For those who have friends or family with rare disease, Naka said, “be aware. Be supportive.” When a child has unique needs above and beyond a typical child, even finding an appropriate babysitter willing to take on the extra responsibility of caring for that child can be a barrier. “There are times when we have to tell our friends that yes, we would love to go out, but we can’t get a sitter. But we tell them to keep asking. Just keep asking. Because we want to be included.”
And for anyone who knows someone with a rare disease, said Naka, “we’re not invisible. Our children aren’t invisible. Ask us questions. But don’t make us feel invisible. Don’t make our children feel invisible.”

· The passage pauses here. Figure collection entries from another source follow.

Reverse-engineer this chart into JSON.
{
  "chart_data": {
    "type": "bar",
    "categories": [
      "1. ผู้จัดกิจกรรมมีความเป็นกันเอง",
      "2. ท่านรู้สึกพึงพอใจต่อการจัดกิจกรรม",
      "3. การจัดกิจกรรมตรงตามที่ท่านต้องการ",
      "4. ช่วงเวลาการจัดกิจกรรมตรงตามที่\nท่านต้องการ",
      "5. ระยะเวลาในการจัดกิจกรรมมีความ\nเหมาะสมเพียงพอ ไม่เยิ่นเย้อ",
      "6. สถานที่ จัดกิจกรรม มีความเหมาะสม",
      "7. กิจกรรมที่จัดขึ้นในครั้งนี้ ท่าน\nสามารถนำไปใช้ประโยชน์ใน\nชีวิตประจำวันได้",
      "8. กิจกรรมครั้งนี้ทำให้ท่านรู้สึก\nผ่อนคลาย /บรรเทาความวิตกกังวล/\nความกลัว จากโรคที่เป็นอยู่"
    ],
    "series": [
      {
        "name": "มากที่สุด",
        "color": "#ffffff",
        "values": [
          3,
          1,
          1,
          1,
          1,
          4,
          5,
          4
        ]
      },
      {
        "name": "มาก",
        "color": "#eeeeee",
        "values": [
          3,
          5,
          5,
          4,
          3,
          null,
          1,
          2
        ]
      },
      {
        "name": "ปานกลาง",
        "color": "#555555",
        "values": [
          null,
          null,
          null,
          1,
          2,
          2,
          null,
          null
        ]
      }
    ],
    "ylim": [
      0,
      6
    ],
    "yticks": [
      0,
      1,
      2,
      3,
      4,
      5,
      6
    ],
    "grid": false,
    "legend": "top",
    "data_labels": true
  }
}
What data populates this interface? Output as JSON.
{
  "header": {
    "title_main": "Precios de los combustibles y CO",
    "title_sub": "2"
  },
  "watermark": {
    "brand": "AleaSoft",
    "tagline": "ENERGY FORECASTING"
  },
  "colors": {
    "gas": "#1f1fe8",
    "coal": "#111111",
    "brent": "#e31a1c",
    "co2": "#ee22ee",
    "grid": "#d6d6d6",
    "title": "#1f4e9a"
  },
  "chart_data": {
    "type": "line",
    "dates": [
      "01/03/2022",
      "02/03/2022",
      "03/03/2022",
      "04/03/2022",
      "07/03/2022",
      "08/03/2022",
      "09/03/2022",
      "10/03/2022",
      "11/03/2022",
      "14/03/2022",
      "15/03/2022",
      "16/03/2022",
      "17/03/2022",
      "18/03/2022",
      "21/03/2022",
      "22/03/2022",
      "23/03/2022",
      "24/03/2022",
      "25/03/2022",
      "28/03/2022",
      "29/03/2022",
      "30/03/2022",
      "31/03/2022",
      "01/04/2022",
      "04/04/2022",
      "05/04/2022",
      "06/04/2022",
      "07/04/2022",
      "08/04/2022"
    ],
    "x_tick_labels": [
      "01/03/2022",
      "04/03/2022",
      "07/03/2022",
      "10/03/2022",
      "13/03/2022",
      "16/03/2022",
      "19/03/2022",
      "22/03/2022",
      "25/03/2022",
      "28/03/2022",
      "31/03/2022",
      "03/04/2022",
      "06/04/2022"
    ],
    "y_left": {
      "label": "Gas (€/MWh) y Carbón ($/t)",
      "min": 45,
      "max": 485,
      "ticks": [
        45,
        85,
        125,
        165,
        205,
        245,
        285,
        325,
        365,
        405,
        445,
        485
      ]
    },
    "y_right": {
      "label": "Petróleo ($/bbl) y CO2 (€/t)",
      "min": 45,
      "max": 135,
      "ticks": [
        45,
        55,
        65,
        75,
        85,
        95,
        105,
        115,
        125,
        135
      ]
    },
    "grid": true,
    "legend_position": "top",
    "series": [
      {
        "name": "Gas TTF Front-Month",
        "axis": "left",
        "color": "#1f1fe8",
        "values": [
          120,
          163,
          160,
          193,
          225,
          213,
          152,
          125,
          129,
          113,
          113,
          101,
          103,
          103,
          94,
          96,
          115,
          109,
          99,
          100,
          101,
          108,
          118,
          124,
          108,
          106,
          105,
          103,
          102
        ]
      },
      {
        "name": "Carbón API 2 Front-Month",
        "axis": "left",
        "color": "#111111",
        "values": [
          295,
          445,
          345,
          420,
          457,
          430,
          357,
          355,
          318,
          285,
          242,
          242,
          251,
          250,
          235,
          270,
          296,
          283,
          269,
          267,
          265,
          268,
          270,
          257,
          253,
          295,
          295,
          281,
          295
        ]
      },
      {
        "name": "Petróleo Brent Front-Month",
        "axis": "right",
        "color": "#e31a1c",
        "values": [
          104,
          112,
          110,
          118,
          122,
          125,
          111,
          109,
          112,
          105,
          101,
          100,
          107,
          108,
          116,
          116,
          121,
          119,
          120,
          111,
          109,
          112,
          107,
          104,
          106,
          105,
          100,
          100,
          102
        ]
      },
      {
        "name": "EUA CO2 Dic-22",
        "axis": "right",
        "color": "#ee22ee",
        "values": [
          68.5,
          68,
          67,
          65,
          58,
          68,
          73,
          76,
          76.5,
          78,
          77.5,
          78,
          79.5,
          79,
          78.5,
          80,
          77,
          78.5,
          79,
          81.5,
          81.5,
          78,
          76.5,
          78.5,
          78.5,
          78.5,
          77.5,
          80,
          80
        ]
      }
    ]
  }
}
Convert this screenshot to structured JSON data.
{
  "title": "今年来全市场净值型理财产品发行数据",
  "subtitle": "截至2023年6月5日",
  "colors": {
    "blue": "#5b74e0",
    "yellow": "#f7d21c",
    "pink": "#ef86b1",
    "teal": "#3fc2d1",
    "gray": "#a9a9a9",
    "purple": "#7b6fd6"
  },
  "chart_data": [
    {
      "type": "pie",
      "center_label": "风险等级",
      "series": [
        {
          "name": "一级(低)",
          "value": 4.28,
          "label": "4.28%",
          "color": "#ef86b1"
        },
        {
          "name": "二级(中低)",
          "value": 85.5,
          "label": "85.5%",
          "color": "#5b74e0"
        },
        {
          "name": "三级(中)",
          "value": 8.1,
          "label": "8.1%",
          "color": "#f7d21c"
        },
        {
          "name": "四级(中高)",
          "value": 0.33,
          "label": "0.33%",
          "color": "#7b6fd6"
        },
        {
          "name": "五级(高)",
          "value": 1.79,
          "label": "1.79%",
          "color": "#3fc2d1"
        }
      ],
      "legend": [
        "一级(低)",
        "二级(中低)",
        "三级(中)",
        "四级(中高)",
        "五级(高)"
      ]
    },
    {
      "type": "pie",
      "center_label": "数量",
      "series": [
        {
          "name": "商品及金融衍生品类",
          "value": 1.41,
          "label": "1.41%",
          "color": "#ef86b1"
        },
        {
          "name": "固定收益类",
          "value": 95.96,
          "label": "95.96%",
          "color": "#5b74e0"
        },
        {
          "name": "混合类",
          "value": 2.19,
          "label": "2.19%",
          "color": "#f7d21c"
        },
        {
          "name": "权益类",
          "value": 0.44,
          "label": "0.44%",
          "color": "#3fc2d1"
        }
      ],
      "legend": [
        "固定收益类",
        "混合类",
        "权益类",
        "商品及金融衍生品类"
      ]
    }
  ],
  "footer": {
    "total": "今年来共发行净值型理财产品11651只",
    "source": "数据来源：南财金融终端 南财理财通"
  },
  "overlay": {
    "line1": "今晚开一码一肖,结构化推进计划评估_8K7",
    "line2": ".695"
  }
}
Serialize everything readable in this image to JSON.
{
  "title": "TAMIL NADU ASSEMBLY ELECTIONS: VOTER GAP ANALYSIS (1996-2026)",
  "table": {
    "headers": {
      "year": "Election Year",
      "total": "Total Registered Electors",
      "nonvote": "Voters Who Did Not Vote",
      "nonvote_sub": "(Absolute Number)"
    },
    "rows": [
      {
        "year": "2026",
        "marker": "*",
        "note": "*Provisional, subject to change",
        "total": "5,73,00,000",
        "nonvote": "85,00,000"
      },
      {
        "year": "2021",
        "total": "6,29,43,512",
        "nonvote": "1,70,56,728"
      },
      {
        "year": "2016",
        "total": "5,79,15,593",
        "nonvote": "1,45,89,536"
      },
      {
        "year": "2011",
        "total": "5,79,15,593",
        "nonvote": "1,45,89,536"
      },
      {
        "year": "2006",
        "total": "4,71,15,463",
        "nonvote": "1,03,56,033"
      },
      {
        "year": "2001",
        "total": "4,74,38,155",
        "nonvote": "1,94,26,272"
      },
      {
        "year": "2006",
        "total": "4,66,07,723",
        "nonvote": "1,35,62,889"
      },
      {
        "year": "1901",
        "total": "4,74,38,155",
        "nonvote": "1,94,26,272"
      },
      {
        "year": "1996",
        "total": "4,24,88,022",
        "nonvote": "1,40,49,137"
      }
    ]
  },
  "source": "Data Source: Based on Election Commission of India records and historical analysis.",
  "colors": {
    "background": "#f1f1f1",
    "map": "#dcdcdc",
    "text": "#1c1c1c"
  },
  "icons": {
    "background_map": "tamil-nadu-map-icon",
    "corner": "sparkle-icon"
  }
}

Multiple local organizations observing Rare Disease Day, which is Wednesday, Feb. 28, will be raising funds for the Dup15q Alliance, which Naka said is an organization whose work and research toward Dup15q has positive consequences for many other disorders as well, including seizure disorders and autism. “The more we know about Dup15q,” said Naka, “the more we know about these other issues as well.” Family Services of Warren County will be raising funds through online donations to the Dup15q Alliance. Donations can be made by visiting dup15q.org/warren. Premier Designs vendor Laura Wertz will also be hosting a demonstration at New Beginnings restaurant in Sugar Grove on Wednesday, Feb. 21 from 6 to 9:30 p.m. with 100 percent of proceeds going to the Dup15q Alliance in Rylan’s name. Anyone interested in participating in the event but unable to make it to the demonstration can order online at premierdesigns.com/laurawertz.